Greg Winn, the Sol Trujillo-appointed chief operating officer of Telstra until February 2009, was paid a bonus of $2.2 million for outcomes related to the delivery of the carrier’s IT transformation, which has since been revealed to be running $200 million over budget. Read the details here.
What’s interesting is that despite it running over $200 million over budget ( the project was supposed to save $100 million a year in IT expenses), the CIO feels satisfied that many of the objectives of the five year transformation was achieved.
David Thodey — the Telstra’s CEO believes a $200 million overspend should be considered a good result, considering the awful experiences other industries have had attempting an IT transformation.
“I do not know of a better IT transformation,” he said. “I’ve never seen a transformation come in that well.”

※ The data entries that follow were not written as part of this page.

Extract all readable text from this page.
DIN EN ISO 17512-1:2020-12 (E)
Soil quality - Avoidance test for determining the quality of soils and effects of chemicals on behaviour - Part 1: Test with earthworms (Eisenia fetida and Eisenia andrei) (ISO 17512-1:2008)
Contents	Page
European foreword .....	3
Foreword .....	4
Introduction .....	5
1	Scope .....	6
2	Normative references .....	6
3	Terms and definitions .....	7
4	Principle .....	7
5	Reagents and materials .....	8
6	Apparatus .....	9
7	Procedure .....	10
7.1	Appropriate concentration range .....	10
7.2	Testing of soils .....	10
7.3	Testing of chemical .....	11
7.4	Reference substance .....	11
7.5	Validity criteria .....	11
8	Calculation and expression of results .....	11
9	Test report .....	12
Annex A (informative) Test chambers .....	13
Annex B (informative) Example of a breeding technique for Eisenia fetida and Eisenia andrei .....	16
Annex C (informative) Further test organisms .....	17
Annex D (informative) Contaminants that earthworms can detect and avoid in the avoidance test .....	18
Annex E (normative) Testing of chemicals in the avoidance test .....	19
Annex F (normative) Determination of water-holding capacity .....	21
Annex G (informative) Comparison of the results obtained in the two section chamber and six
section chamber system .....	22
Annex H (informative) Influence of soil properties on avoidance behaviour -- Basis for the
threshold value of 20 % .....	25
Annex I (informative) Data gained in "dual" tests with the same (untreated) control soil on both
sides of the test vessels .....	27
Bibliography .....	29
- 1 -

I am wondering if this is Telstra’s compensation policy and if I can get a job there. I am also curious to study Telstra’s goal setting methods, budgeting process and their compensation model.
Last year, I was advising a IT services firm on the strategy approach to managing a business transformation program for one of their clients. Knowing the risk of such a program and the various dependencies, there was a discussion of how the compensation structure for the team should be built. While I didn’t have a hand at making the final recommendation, the consensus was that the bonus scheme should be weighted in favor of the benefits realization proposition. Benefits in this case was actual cost savings and hence the cost savings need to be computed, independently verified, communicated to the client who has to accept it. Only then could the bonuses be paid.
Ironically, the IT services firm has Telstra as one of their large accounts. I hope they don’t adopt the Telstra model.